My blood pressure is helped if I just pretend that Harry was an undrafted free agent and is plugging along, holding onto a roster spot somehow.
In all seriousness, that is what I do. Once they are on the team, it doesn't matter how they got there. Just like at work, it doesn't matter if the person next to me is an Ivy League grad, community college, high school drop out, whatever. What matters is can they do the job or not, are they useful to the team or not.
The evaluation process has deep flaws. We can all name draft busts, we can all name people who out-performed their draft positions. Both under-performance and over-performance shows the evaluation process is really flawed.
Whatever the team 'paid' for the draft pick (they are free, after all) becomes irrelevant once they're picked, because there is no way to un-pick them. It's a sunk cost, never to be seen again.

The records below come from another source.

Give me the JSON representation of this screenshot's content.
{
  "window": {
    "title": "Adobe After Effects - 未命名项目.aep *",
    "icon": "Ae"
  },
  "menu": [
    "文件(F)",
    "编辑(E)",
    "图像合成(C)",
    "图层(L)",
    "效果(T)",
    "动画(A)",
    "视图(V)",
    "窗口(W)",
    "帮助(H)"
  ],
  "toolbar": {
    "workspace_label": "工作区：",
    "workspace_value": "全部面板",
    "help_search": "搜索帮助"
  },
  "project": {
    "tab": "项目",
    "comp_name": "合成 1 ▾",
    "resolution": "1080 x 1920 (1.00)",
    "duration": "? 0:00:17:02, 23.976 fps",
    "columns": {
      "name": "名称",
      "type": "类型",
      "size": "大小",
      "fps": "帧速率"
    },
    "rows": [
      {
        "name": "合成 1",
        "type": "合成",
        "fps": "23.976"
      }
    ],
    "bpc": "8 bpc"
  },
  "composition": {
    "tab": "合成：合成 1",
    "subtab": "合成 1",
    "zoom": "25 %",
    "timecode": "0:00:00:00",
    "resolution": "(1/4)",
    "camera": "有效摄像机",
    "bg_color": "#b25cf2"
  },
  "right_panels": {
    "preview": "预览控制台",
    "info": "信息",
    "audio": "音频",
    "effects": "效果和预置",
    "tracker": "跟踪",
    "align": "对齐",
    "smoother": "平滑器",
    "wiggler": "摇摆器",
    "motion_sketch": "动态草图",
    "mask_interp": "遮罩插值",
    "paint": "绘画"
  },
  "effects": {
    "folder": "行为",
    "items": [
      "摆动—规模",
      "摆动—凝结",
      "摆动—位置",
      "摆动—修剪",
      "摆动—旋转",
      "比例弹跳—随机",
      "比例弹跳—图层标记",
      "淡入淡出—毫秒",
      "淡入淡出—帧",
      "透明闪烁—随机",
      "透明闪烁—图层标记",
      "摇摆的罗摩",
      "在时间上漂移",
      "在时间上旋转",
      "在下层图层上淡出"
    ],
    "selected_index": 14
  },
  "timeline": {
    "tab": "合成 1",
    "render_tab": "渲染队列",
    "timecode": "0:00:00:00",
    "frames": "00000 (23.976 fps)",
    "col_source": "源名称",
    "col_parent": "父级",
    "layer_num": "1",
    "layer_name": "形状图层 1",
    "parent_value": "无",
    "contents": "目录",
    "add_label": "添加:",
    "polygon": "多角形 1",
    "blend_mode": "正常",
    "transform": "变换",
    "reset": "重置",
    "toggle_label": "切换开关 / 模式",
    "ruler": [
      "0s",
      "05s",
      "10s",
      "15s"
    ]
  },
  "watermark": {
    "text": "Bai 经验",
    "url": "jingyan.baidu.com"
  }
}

The draft industrial complex is a vast machine. It keeps people talking for months before and after, during a period where there is no actual football. It appeals to humans because we're all judgmental. We like to assign values to things then later be proven right, or get pissed when we're proven wrong. We seem to get a perverse joy out of some other human being being assigned their 'value' all in one simple number, their draft position, then arguing about what that number should be. We on our couches like to feel that we're better than professional evaluators when we get something right and they get something wrong.

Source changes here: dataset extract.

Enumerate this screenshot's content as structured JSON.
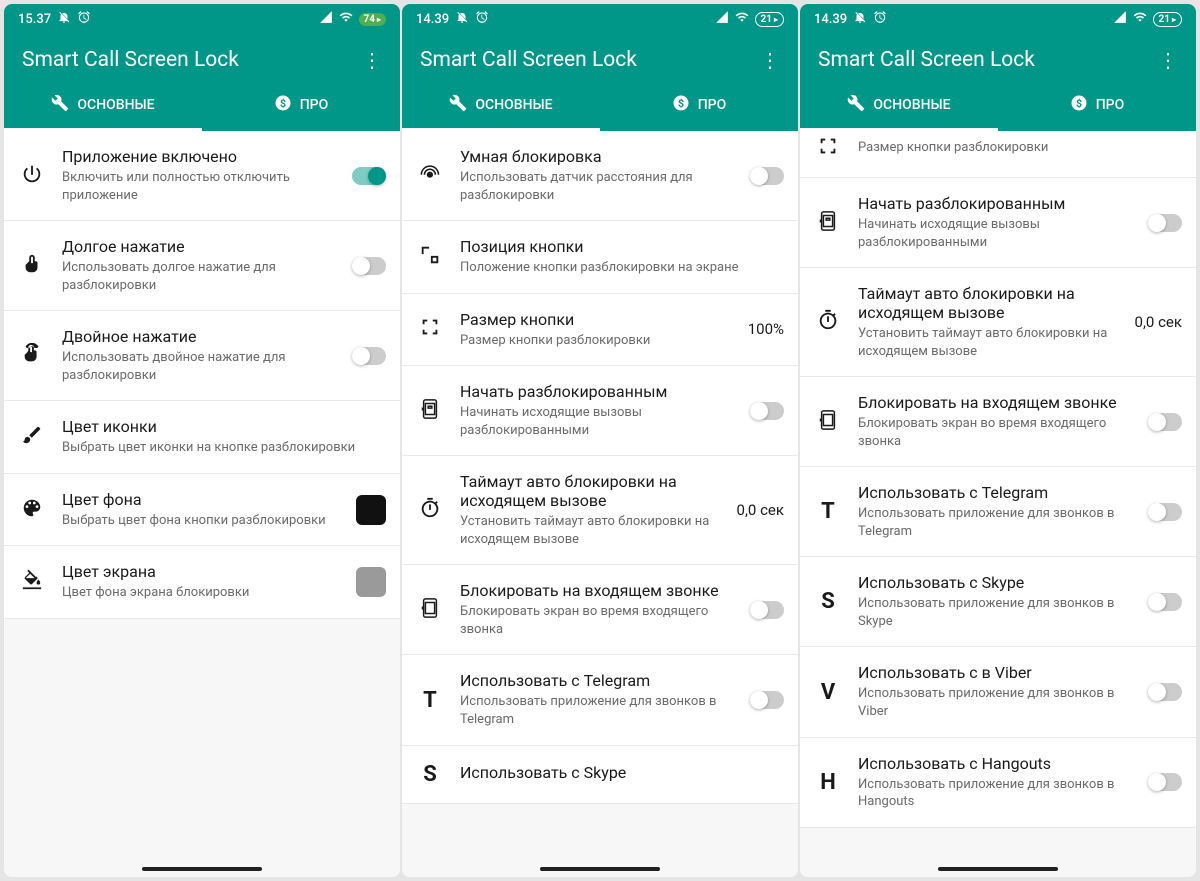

Bottom line is too much hype is associated with the whole process. Sure, it's an important thing, but once it's over, what's the point of being pissed years later about the outcome? You actually had zero input to the pick despite what your mind thinks, and you can't change the result.
You can sit and scream to yourself "I would have picked X instead of Y" or type it into the internet, but guess what, no one on the team asked for your input never mind let you make the pick, and no matter how much internal angst you have the team still has Y not X.
We have fantasy football and the name is accurate, it's all just a fantasy. In the real world pretty much no one cares how your fantasy football team is doing, because it impacts nothing about the real world. Same is true about draft opinions.
Hate the Harry pick all you want, he's still on the team, and there's nothing you can do about it. Better to spend your energy elsewhere, IMO.